We overclocked on stock voltage and fans set at default. This card does not support voltage tuning. You can use Gigabyte OC Guru II for fan regulation. However for overclocking we recommend AMD OverDrive or MSI Afterburner tool.
We do not see no significant improvements over the previous generation. The power consumption of R9 280X cards is comparable to what we have already witnessed with HD 7970 GHz Edition models. Gigabyte’s R9 280X OC WindForce draws a bit more power due to its factory overclock.
When it was introduced the HD 7970 GHz Edition was a high end card and people were willing to dish out €500 to get their hands on one. However, nearly two years after the first HD 7970 cards hit the market, even the GHz Edition is looking like another mid-range card, with a upper mid-range price tag of less than €300. The R9 280X is no different, since it is essentially an HD 7970 GHz Edition.

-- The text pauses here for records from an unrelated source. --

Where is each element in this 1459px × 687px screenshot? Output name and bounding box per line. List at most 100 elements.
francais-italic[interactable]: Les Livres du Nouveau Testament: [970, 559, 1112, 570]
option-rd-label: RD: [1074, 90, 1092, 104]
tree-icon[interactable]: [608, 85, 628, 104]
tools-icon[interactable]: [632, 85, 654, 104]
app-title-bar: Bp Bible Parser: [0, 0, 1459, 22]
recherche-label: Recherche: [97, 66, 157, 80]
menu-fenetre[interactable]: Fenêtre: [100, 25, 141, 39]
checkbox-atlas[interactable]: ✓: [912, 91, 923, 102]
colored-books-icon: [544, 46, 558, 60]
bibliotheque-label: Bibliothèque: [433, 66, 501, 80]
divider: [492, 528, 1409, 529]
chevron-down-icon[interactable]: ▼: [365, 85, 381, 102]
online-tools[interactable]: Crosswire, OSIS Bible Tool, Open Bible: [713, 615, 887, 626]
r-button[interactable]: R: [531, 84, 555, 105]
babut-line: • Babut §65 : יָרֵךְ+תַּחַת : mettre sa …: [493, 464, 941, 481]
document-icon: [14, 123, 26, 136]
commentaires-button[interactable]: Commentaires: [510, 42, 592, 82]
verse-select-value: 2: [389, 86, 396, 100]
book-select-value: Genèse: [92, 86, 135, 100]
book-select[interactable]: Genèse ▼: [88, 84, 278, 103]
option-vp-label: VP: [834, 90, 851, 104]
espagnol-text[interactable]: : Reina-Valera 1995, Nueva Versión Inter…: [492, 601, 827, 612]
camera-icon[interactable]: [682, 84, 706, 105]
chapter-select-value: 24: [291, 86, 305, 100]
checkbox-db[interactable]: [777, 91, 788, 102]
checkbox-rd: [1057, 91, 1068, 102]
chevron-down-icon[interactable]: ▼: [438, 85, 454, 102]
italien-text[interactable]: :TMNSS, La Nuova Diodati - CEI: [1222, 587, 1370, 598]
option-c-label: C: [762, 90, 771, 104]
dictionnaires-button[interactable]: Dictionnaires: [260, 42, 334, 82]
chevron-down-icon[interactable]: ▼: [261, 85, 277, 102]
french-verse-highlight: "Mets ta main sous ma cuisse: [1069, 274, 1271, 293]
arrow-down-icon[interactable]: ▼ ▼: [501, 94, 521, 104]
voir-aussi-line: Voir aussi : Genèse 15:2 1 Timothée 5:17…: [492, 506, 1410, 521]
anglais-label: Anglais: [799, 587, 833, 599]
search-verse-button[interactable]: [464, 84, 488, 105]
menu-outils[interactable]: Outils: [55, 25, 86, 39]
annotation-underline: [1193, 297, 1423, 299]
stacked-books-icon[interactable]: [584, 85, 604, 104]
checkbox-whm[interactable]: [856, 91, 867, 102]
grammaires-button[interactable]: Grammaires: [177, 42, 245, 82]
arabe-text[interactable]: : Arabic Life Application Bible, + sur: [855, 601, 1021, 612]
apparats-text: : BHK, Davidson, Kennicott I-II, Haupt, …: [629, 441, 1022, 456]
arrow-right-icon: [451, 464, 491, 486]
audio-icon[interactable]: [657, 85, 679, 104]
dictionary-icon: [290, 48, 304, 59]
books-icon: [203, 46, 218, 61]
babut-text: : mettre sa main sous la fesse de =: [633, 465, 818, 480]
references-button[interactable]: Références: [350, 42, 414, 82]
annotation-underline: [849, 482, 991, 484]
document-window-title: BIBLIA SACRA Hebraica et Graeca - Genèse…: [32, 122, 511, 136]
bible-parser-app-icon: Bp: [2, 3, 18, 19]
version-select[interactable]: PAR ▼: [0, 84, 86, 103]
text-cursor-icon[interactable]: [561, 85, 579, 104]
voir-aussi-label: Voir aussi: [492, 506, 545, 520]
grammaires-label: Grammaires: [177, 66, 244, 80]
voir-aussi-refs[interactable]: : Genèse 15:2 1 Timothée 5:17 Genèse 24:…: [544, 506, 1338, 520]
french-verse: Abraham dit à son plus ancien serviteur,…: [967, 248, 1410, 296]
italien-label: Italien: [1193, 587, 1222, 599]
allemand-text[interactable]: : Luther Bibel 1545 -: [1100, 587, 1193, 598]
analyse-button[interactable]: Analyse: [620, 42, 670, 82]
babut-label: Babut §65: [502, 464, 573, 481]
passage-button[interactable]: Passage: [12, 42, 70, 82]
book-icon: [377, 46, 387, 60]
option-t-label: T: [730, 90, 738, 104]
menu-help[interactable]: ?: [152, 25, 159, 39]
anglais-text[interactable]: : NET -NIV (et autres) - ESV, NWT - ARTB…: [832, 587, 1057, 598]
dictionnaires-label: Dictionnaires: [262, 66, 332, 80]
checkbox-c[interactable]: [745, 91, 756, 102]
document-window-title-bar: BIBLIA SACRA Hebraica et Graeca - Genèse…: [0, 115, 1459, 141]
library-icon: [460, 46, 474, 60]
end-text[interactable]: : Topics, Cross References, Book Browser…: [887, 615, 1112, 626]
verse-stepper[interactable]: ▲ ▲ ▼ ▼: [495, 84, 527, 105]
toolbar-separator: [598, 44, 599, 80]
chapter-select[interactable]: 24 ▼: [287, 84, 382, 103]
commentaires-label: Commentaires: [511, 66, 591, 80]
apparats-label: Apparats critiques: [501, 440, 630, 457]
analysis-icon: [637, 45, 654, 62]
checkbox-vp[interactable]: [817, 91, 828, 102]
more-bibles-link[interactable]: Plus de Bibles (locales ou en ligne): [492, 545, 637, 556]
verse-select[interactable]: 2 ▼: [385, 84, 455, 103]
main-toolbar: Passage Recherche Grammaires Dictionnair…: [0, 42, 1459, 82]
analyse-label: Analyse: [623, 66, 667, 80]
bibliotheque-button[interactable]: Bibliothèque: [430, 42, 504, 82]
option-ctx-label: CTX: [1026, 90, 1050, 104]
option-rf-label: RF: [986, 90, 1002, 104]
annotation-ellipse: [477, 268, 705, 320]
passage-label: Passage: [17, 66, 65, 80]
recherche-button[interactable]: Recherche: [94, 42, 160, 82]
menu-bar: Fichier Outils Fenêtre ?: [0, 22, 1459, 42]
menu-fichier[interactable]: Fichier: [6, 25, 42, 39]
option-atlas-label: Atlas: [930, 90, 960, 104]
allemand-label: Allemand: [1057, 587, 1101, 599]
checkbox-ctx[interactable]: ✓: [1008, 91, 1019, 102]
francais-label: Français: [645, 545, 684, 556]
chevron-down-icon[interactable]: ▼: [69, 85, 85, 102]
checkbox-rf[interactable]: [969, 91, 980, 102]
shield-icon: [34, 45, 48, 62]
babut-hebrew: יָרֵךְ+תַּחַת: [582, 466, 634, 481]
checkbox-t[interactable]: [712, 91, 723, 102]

That said, the HD 7970 earned a rock solid reputation for being great for gaming and relatively easy on your credit card. We believe gamers will continue to buy the R9 280X due to its attractive price point. The same Tahiti XT2 GPU is used on both cards and the performance difference between the R9 280X and the HD 7970 GHz Edition is negligible.
There’s no reason to waste much time commenting performance. We are all already aware of what the old HD 7970 GHz Edition was capable of and the R9 280X is just more of the same. Gaming at high resolutions is not a problem, not even in some of the most demanding titles out there.
However Gigabyte’s R9 280X OC WindForce ends up 4% to 6% faster thanks to the factory overclock. Also bear in mind that you can combine HD 7970 or HD 7970 GHz Edition with the R9 280X in Crossfire for more performance. The WindForce cooler manage to provide good cooling but it is not quiet; it wasn’t too loud to hold it against the card.
Another thing that drew many gamers to the HD 7970 GHz Edition was the Never Settle bundle. Unfortunately, we have some bad news for gamers who are still keen on the Never Settle voucher program, which includes three free games. AMD decided, at least for now, not to include the game vouchers with R9/R7 series graphics cards.
Gigabyte is also playing the no-Never-Settle-voucher game but it is interesting that the R9 280X OC WindForce has great price. It is one of the cheapest factory overclocked R9 280X graphics cards and it is available for €250. At the same time Gigabyte HD 7970 GHz Edition WindForce will actually cost you more, about €280.
Bottom line, Gigabyte’s R9 280X OC WindForce is a great choice for gaming at 1920x1080, but depending on the game you can even hit 2560x1600 at acceptable frame rates. It’s currently available for about €250 which is great value, since there’s practically no price premium for the overclocked GPU and non-reference cooler.
The WindForce cooler isn’t the quietest out there, but then again it does a decent job but overclocking headroom is limited; we’ve seen much better. In any case, Gigabyte’s R9 280X OC WindForce is definitely a graphics card you should take a look at if you’re looking for good value.